Premier Baillieu has been ‘banging on’ about construction costs ever since he took office. He has called on the federal government to have a national enquiry into the issue. The Federal government is entertaining the idea the idea of ‘providing’ special treatment for big projects.
The history of improving wages and conditions for all construction workers over time, is often through organising on such projects. Gains on the bigger projects trickle down and spread out to the wider industry, via the mobility of workforce over time. The employers are well aware of how expectations of wages and conditions are transferred around the industry. Obviously, there are now concentrated moves to thwart this well established practice.

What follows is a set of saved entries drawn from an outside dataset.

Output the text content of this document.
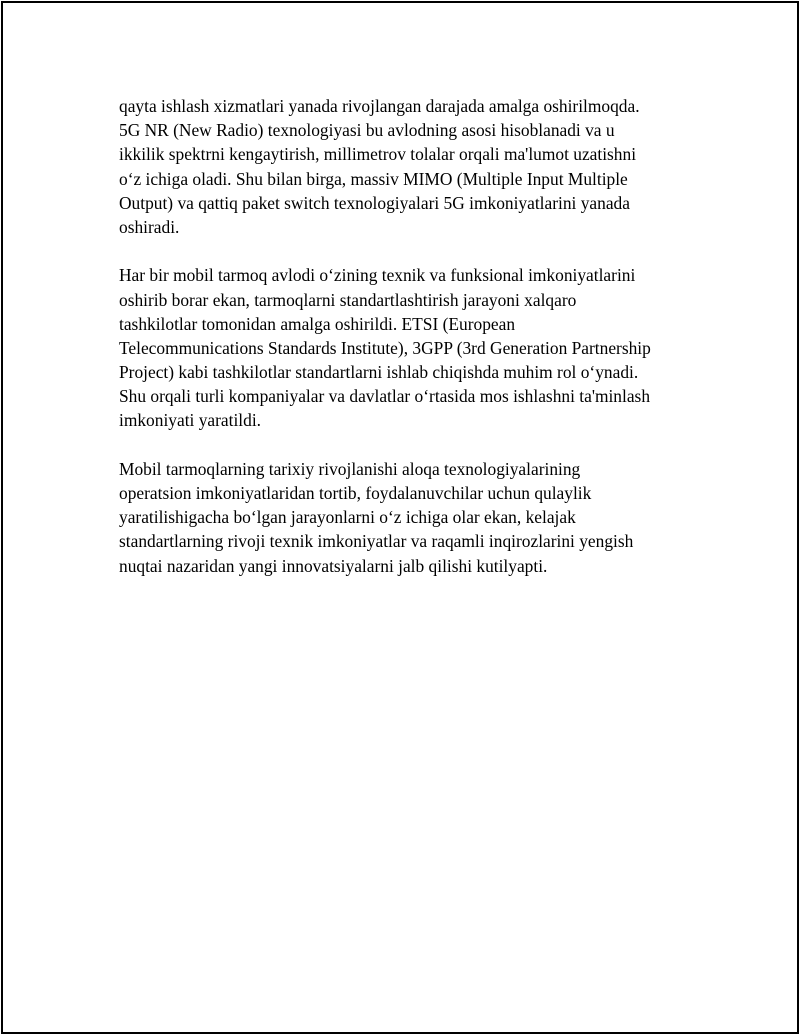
qayta ishlash xizmatlari yanada rivojlangan darajada amalga oshirilmoqda.
5G NR (New Radio) texnologiyasi bu avlodning asosi hisoblanadi va u
ikkilik spektrni kengaytirish, millimetrov tolalar orqali ma'lumot uzatishni
o‘z ichiga oladi. Shu bilan birga, massiv MIMO (Multiple Input Multiple
Output) va qattiq paket switch texnologiyalari 5G imkoniyatlarini yanada
oshiradi.
Har bir mobil tarmoq avlodi o‘zining texnik va funksional imkoniyatlarini
oshirib borar ekan, tarmoqlarni standartlashtirish jarayoni xalqaro
tashkilotlar tomonidan amalga oshirildi. ETSI (European
Telecommunications Standards Institute), 3GPP (3rd Generation Partnership
Project) kabi tashkilotlar standartlarni ishlab chiqishda muhim rol o‘ynadi.
Shu orqali turli kompaniyalar va davlatlar o‘rtasida mos ishlashni ta'minlash
imkoniyati yaratildi.
Mobil tarmoqlarning tarixiy rivojlanishi aloqa texnologiyalarining
operatsion imkoniyatlaridan tortib, foydalanuvchilar uchun qulaylik
yaratilishigacha bo‘lgan jarayonlarni o‘z ichiga olar ekan, kelajak
standartlarning rivoji texnik imkoniyatlar va raqamli inqirozlarini yengish
nuqtai nazaridan yangi innovatsiyalarni jalb qilishi kutilyapti.
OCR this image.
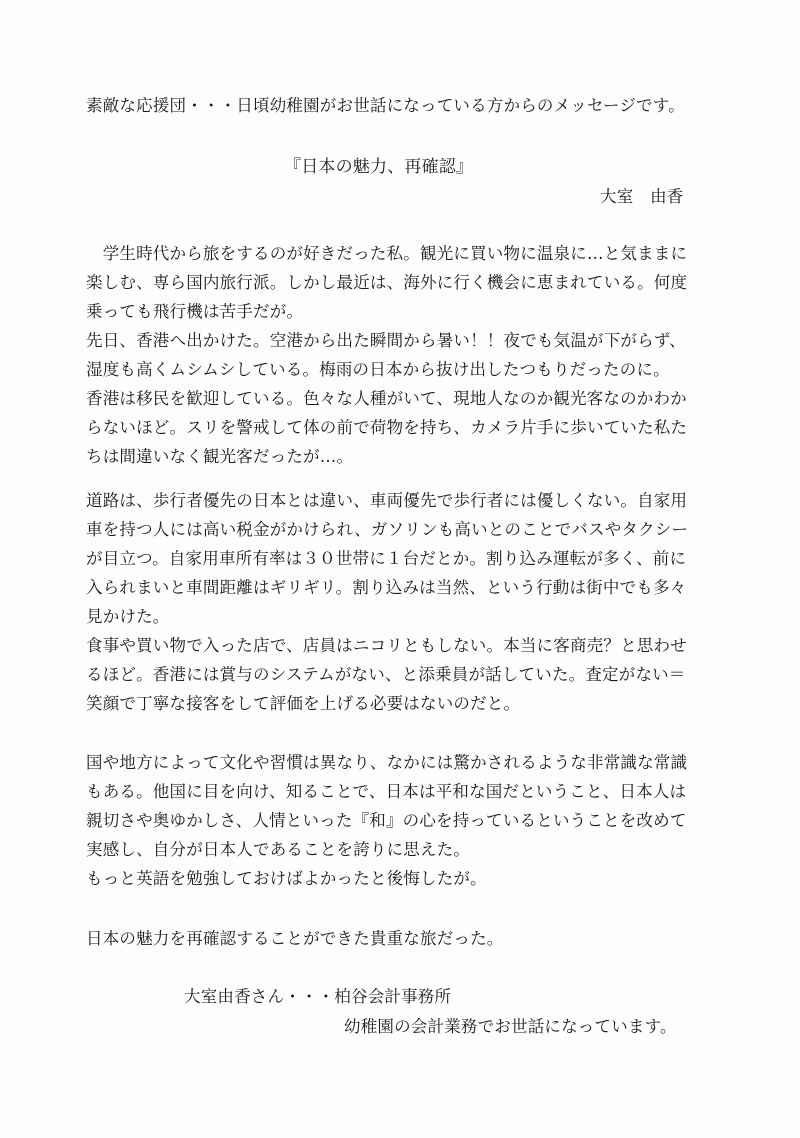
素敵な応援団・・・日頃幼稚園がお世話になっている方からのメッセージです。
『日本の魅力、再確認』
大室　由香
　学生時代から旅をするのが好きだった私。観光に買い物に温泉に…と気ままに
楽しむ、専ら国内旅行派。しかし最近は、海外に行く機会に恵まれている。何度
乗っても飛行機は苦手だが。
先日、香港へ出かけた。空港から出た瞬間から暑い！！夜でも気温が下がらず、
湿度も高くムシムシしている。梅雨の日本から抜け出したつもりだったのに。
香港は移民を歓迎している。色々な人種がいて、現地人なのか観光客なのかわか
らないほど。スリを警戒して体の前で荷物を持ち、カメラ片手に歩いていた私た
ちは間違いなく観光客だったが…。
道路は、歩行者優先の日本とは違い、車両優先で歩行者には優しくない。自家用
車を持つ人には高い税金がかけられ、ガソリンも高いとのことでバスやタクシー
が目立つ。自家用車所有率は３０世帯に１台だとか。割り込み運転が多く、前に
入られまいと車間距離はギリギリ。割り込みは当然、という行動は街中でも多々
見かけた。
食事や買い物で入った店で、店員はニコリともしない。本当に客商売？と思わせ
るほど。香港には賞与のシステムがない、と添乗員が話していた。査定がない＝
笑顔で丁寧な接客をして評価を上げる必要はないのだと。
国や地方によって文化や習慣は異なり、なかには驚かされるような非常識な常識
もある。他国に目を向け、知ることで、日本は平和な国だということ、日本人は
親切さや奥ゆかしさ、人情といった『和』の心を持っているということを改めて
実感し、自分が日本人であることを誇りに思えた。
もっと英語を勉強しておけばよかったと後悔したが。
日本の魅力を再確認することができた貴重な旅だった。
大室由香さん・・・柏谷会計事務所
幼稚園の会計業務でお世話になっています。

The role of new Victorian mini-ABCC, i.e., the CCCU (Nigel Hadgkiss’ Construction Code Compliance Unit of the Department of Treasury and Finance) will be part of this wider anti-worker strategy. Any employer who negotiates outside the dictates of the new Victorian Code will be put on a Baillieu ‘blacklist’, in terms of not being allowed to bid for future government contracts. Additionally, workers on sites who wear union insignia such as hard-hat stickers or badges or cause flags to be flown, can also cause the ‘blacklist’ to be activated!
The work of the Construction Code Compliance Unit of the Department of Treasury and Finance and its associated Code started officially on 1st July, 2012. To mark the occasion the Victorian Building Industry unions called a mass rally and march on Wednesday 4 July, 2012. Building workers from all over Victoria were called into Melbourne to let Premier Baillieu and his union-busting puppet Nigel Hadgkiss know their wage cutting plans were not on.
The building unions and their members know they are in for a long fight. The 4 July rally is only the beginning of a broader defence strategy.